The second half opened with another Mozart Overture, this time the menacing introduction to 'Don Giovanni' in the arrangement by Josef Triebensee, followed immediately by the 'Rondino' by Beethoven, a charming work in which the two horns are given a starring role.  I played the Beethoven as a student, and I was reminded of the subtlety and facility of his writing for winds.  Next came a visit to 'The Medicinal Herb Garden' (2018) by Research Professor of Chemistry Emeritus, horn player, composer and conductor, Colin Suckling.  This five-movement piece was also set in a garden, a medicinal garden in which the composer links medical complaints with their herbal cures.  This may sound like an unpromising precept for music, but the piece
was an utter delight, with birdcalls and songs interweaving over beautifully crafted counterpoint, all exquisitely realised by the ensemble.

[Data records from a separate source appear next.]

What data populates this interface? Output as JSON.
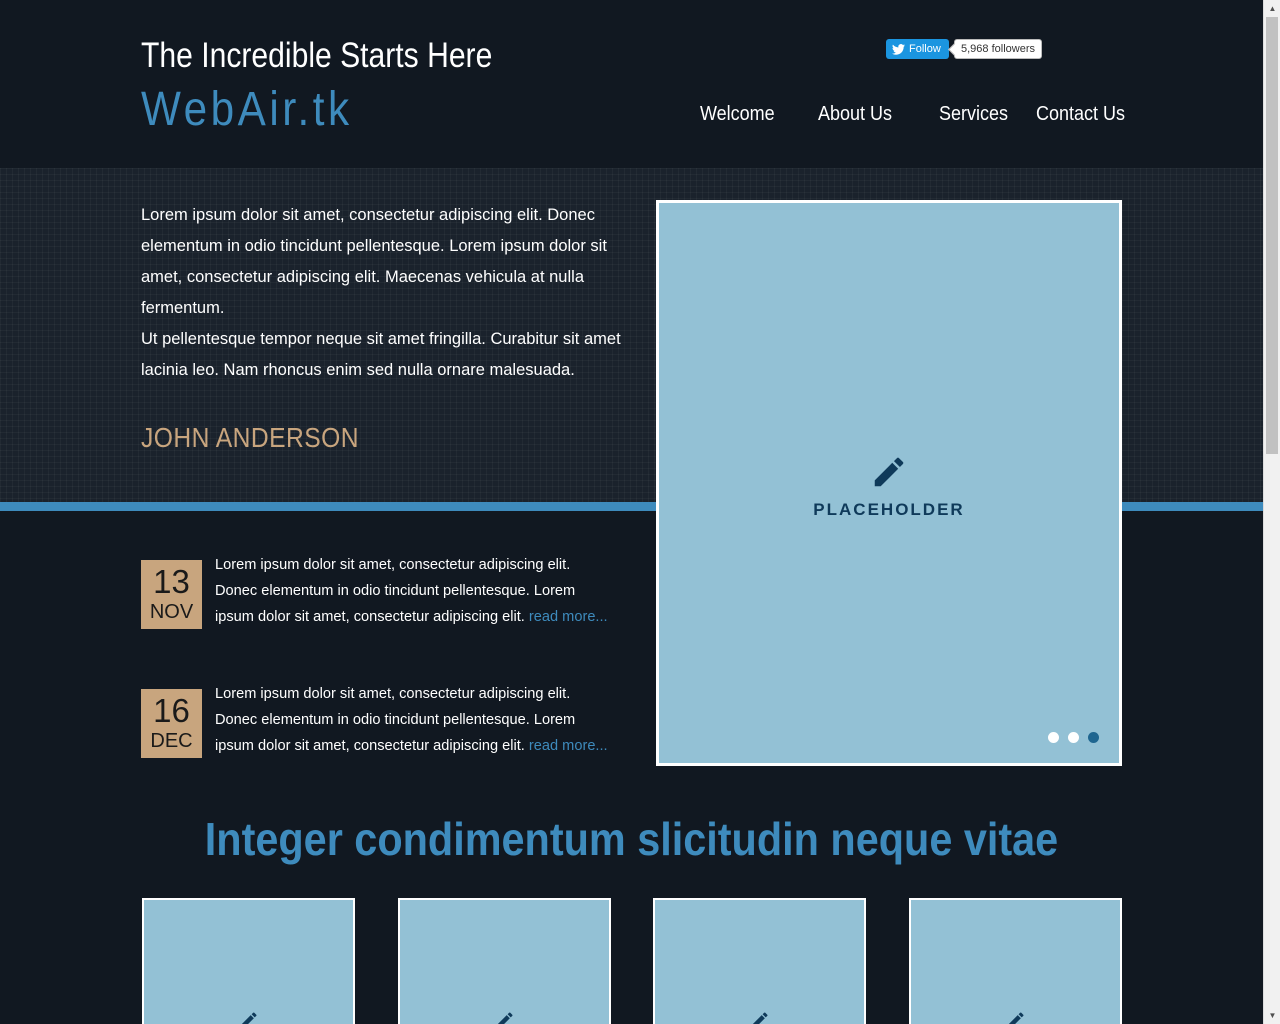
{
  "header": {
    "tagline": "The Incredible Starts Here",
    "logo": "WebAir.tk",
    "twitter": {
      "follow_label": "Follow",
      "followers_label": "5,968 followers"
    },
    "nav": [
      "Welcome",
      "About Us",
      "Services",
      "Contact Us"
    ]
  },
  "intro": {
    "paragraph1": "Lorem ipsum dolor sit amet, consectetur adipiscing elit. Donec elementum in odio tincidunt pellentesque. Lorem ipsum dolor sit amet, consectetur adipiscing elit. Maecenas vehicula at nulla fermentum.",
    "paragraph2": "Ut pellentesque tempor neque sit amet fringilla. Curabitur sit amet lacinia leo. Nam rhoncus enim sed nulla ornare malesuada.",
    "signature": "JOHN ANDERSON"
  },
  "slider": {
    "placeholder_label": "PLACEHOLDER",
    "icon": "pencil-icon",
    "slide_count": 3,
    "active_slide": 3
  },
  "news": [
    {
      "day": "13",
      "month": "NOV",
      "text": "Lorem ipsum dolor sit amet, consectetur adipiscing elit. Donec elementum in odio tincidunt pellentesque. Lorem ipsum dolor sit amet, consectetur adipiscing elit.",
      "link": "read more..."
    },
    {
      "day": "16",
      "month": "DEC",
      "text": "Lorem ipsum dolor sit amet, consectetur adipiscing elit. Donec elementum in odio tincidunt pellentesque. Lorem ipsum dolor sit amet, consectetur adipiscing elit.",
      "link": "read more..."
    }
  ],
  "section": {
    "title": "Integer condimentum slicitudin neque vitae"
  },
  "colors": {
    "background": "#111821",
    "accent_blue": "#3e8bbd",
    "accent_tan": "#c8a57e",
    "placeholder_bg": "#93c1d5"
  }
}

The programme concluded with 'Ein Musikalisches Snookerspiel' (1991) by Gary Carpenter, a work alluding to Mozart’s 'Musical Joke' as well as to the compositional dice game printed by Mozart's publisher and traditionally associated with Mozart.  Carpenter's composition relied for its structure on random devices associated with an ongoing snooker game.  While the idea was intriguing, and Mozart, who wrote his 'Kegelstatt Trio' in the gaps between playing skittles, would have approved, for me the considerable technical demands outweighed the musical content.  I couldn’t help being impressed by the superb playing, but this was another piece which largely missed the mark for me.  Fortunately, an encore of Mozart's 'Wedding Music' from 'Don Giovanni' returned us briefly to the delightful context of the 18th-century Harmonie, a world which I would like to have explored in more depth in the company of the excellent Opera Winds.